NoFilterCareerAdvice.com

How can my business help public school students?

I am so lucky to work in a community where the partnerships between businesses and schools are tangible.  You can see it all around with corporate sponsorship at foundation events, business food donations to Teacher Professional Development days and students job shadowing and interning throughout the school year and summer, to name a few.

So how can your company, big or small, bridge the gap from school to work?

Well, there is a need for sure! Business and nonprofit partnerships in public schools enable students to explore authentic career opportunities and expand their horizons

Here are three ways to build a relationship with your local public schools:

  1. Offer to go to the classroom and share your career story and mentor students with interest in your field.

It is so important to invite business leaders into the classroom! You can help influence curriculum that students can complete while being mentored by experts in the field. 

Long gone are the days where a speaker would just come in and lecture about their sphere of expertise.  Now, we create opportunities for students to apply what they learn and get instant feedback from a business leader.

2. Start – or Partner with – a School’s Business Advisory Group. 

Schools with business advisory partnerships continually evolve their curriculum to keep pace with industry needs.  This regular conversation is a symbiotic relationship:

It helps schools develop students that have the necessary employability skills, soft skills and technical skills that our community needs to fill high wage, high yield jobs.

And, schools can tell the business community what work opportunities their students are looking for as well as request time and resources needed to develop those students. 

3. Offer job shadowing opportunity (this is low commitment!), internships and co-ops. 

The final point in this trifecta is getting our students out into the “real” world of business and nonprofit.  Understandably, our students have a very narrow mind about the world of work, maybe not even knowing much about what their parents do for work! It needs to therefore be every school district’s charge to give their students some type of authentic career experience before they graduate. 
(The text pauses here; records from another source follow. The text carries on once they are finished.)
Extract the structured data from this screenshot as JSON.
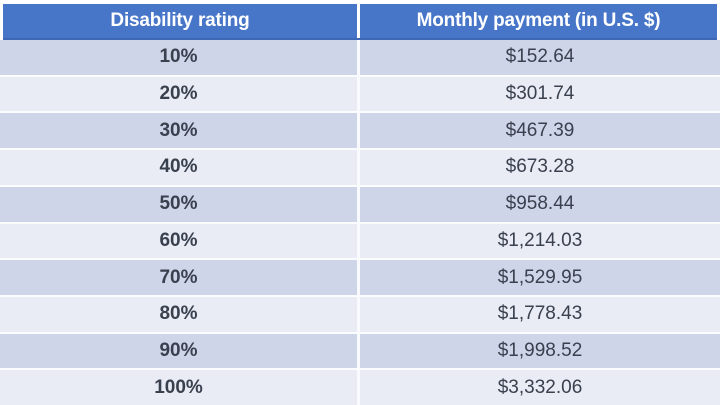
{
  "colors": {
    "header_bg": "#4775c8",
    "header_border": "#3e68b5",
    "header_text": "#ffffff",
    "row_dark": "#cfd5e9",
    "row_light": "#e9ebf5",
    "body_text": "#39404e"
  },
  "chart_data": {
    "type": "table",
    "columns": [
      "Disability rating",
      "Monthly payment (in U.S. $)"
    ],
    "rows": [
      {
        "rating": "10%",
        "payment": "$152.64"
      },
      {
        "rating": "20%",
        "payment": "$301.74"
      },
      {
        "rating": "30%",
        "payment": "$467.39"
      },
      {
        "rating": "40%",
        "payment": "$673.28"
      },
      {
        "rating": "50%",
        "payment": "$958.44"
      },
      {
        "rating": "60%",
        "payment": "$1,214.03"
      },
      {
        "rating": "70%",
        "payment": "$1,529.95"
      },
      {
        "rating": "80%",
        "payment": "$1,778.43"
      },
      {
        "rating": "90%",
        "payment": "$1,998.52"
      },
      {
        "rating": "100%",
        "payment": "$3,332.06"
      }
    ]
  }
}
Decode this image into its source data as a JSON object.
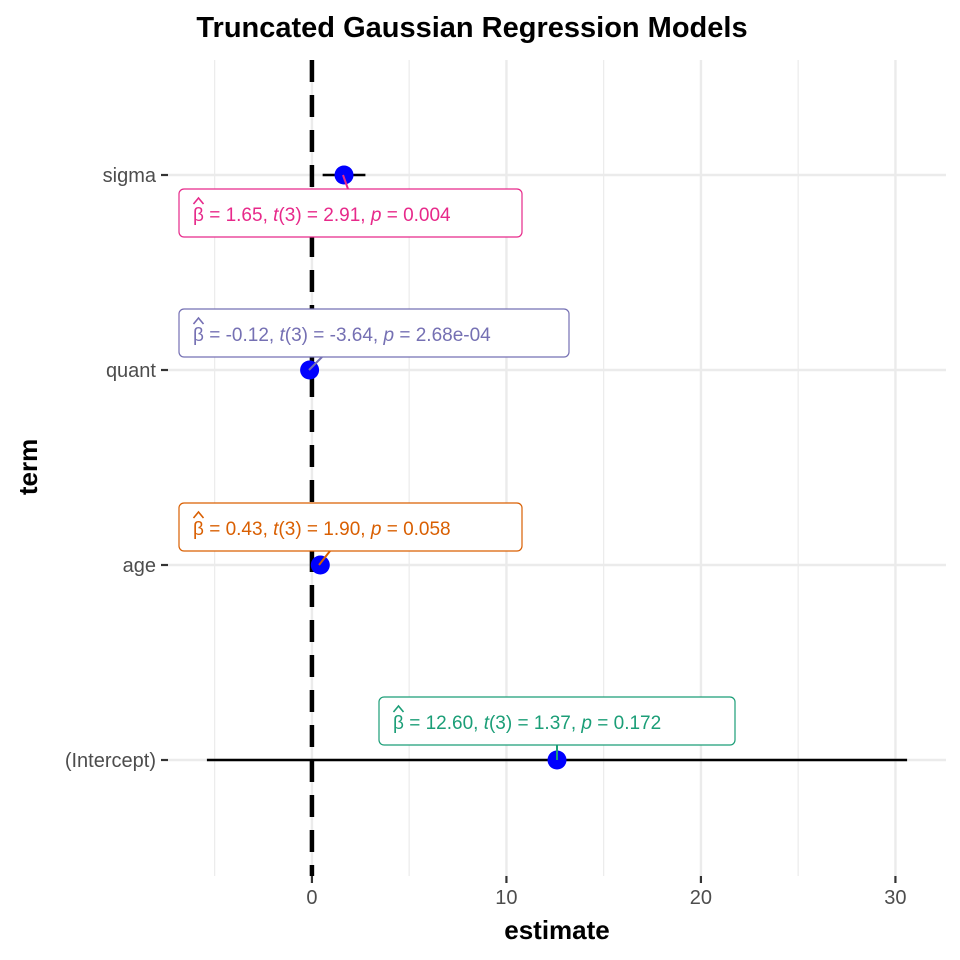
{
  "chart_data": {
    "type": "forest",
    "title": "Truncated Gaussian Regression Models",
    "xlabel": "estimate",
    "ylabel": "term",
    "xlim": [
      -7.4,
      32.6
    ],
    "x_ticks": [
      0,
      10,
      20,
      30
    ],
    "x_minor_ticks": [
      -5,
      5,
      15,
      25
    ],
    "reference_line": 0,
    "grid": true,
    "point_color": "#0000ff",
    "terms": [
      {
        "term": "sigma",
        "estimate": 1.65,
        "ci_low": 0.55,
        "ci_high": 2.75,
        "color": "#e7298a",
        "label": {
          "beta": "1.65",
          "t_df": "3",
          "t": "2.91",
          "p": "0.004"
        }
      },
      {
        "term": "quant",
        "estimate": -0.12,
        "ci_low": -0.22,
        "ci_high": -0.02,
        "color": "#7570b3",
        "label": {
          "beta": "-0.12",
          "t_df": "3",
          "t": "-3.64",
          "p": "2.68e-04"
        }
      },
      {
        "term": "age",
        "estimate": 0.43,
        "ci_low": -0.01,
        "ci_high": 0.87,
        "color": "#d95f02",
        "label": {
          "beta": "0.43",
          "t_df": "3",
          "t": "1.90",
          "p": "0.058"
        }
      },
      {
        "term": "(Intercept)",
        "estimate": 12.6,
        "ci_low": -5.4,
        "ci_high": 30.6,
        "color": "#1b9e77",
        "label": {
          "beta": "12.60",
          "t_df": "3",
          "t": "1.37",
          "p": "0.172"
        }
      }
    ]
  }
}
Through the chamber of commerce, local government and the downtown development authority this task can be a reality. 

By embedding these partnerships a reciprocal relationship occurs, stimulating our economy and making schools stronger.

Get in touch with your local school district today! Call and ask to be put in touch with their CTE (Career and Technical Education) Director, their business teacher, or high school counselors. Or, just give a call to the local principal or vice principal and ask how you can help with Career Readiness.